Our ecumenical lectionary only echoes Zephaniah once in 3 years, in Easter season of Year B, with the closing hopeful verses of chapter 3. Is that promise what an original Zephaniah would have selected as the highlight of the book? As Detroit, not far from here, returns from burnt abandoned slums to new urban farming, does the vision of a city turned to pasture fit our future?
Jonah, begun in the latter 3 days of this week, takes a different literary form from the rest of the Twelve. There is more biography than autobiography, more of a fable than a historical account. Where and when do you place a real Jonah, fleeing Joppa and Tarshish, in a ship avoiding Nineveh? How’s your history and geography, based on our reading? This story doesn’t work as good journalism, long before the whale appears to swallow the prophet!
You know the narrative: Jonah refuses a divine call to warn Nineveh, sailors throw him overboard to a whale, he survives to accept a repeated call.

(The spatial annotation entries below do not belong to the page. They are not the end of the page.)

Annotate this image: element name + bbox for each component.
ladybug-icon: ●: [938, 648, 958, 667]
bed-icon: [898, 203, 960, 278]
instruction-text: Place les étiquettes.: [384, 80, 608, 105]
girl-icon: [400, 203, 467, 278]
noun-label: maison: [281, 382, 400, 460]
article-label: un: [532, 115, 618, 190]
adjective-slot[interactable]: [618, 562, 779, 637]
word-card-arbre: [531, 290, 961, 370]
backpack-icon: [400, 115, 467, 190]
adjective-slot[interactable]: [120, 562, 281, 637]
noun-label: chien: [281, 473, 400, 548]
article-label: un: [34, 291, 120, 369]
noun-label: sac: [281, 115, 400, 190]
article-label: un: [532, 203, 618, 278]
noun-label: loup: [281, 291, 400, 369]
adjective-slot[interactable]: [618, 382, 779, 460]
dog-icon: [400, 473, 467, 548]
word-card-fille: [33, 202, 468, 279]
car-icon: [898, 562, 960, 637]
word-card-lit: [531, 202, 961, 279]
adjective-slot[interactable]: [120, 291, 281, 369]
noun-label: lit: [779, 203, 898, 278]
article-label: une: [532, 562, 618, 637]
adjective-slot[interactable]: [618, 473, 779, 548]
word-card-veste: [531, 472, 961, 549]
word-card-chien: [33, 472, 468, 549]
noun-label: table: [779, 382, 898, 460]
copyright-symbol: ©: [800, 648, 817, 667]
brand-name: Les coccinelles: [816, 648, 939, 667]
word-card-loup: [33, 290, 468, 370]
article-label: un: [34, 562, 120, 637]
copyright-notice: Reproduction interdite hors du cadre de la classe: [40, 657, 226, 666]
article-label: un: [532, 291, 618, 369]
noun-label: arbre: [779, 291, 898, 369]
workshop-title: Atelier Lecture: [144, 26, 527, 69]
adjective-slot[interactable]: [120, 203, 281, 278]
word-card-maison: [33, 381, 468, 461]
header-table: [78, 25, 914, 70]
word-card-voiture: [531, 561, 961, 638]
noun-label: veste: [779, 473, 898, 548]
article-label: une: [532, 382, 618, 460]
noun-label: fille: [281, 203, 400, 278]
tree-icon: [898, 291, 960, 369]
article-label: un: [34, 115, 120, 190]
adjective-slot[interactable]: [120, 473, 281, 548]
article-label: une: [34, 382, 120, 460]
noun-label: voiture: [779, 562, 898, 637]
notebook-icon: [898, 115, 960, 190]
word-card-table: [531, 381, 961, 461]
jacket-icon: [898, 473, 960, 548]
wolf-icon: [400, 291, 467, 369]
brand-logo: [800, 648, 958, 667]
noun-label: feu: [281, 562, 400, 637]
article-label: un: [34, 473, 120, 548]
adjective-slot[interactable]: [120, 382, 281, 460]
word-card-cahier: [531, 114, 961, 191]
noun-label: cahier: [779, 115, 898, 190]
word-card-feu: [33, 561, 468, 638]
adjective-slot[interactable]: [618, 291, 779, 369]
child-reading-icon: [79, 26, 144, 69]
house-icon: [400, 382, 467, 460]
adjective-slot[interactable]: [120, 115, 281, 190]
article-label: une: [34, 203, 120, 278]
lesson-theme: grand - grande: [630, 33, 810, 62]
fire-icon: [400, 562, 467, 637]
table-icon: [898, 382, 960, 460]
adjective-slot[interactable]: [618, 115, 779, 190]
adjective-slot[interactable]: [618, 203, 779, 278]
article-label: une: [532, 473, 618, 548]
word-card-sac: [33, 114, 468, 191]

He delivers the message of threat, the city repents, and punishment is withheld – making the prophet pout in disappointment without a fiery vindication.
Assyria’s capital Nineveh was key to the 8th century fall of Israel, but already in the 7th century and beyond, the Babylonians and in turn the Persians, Greeks, and Romans had overtaken that imperial centre with their own. The name works more here like the Baghdad of Ali Baba tales, for a moral fiction. What’s your favourite take-away message from Jonah?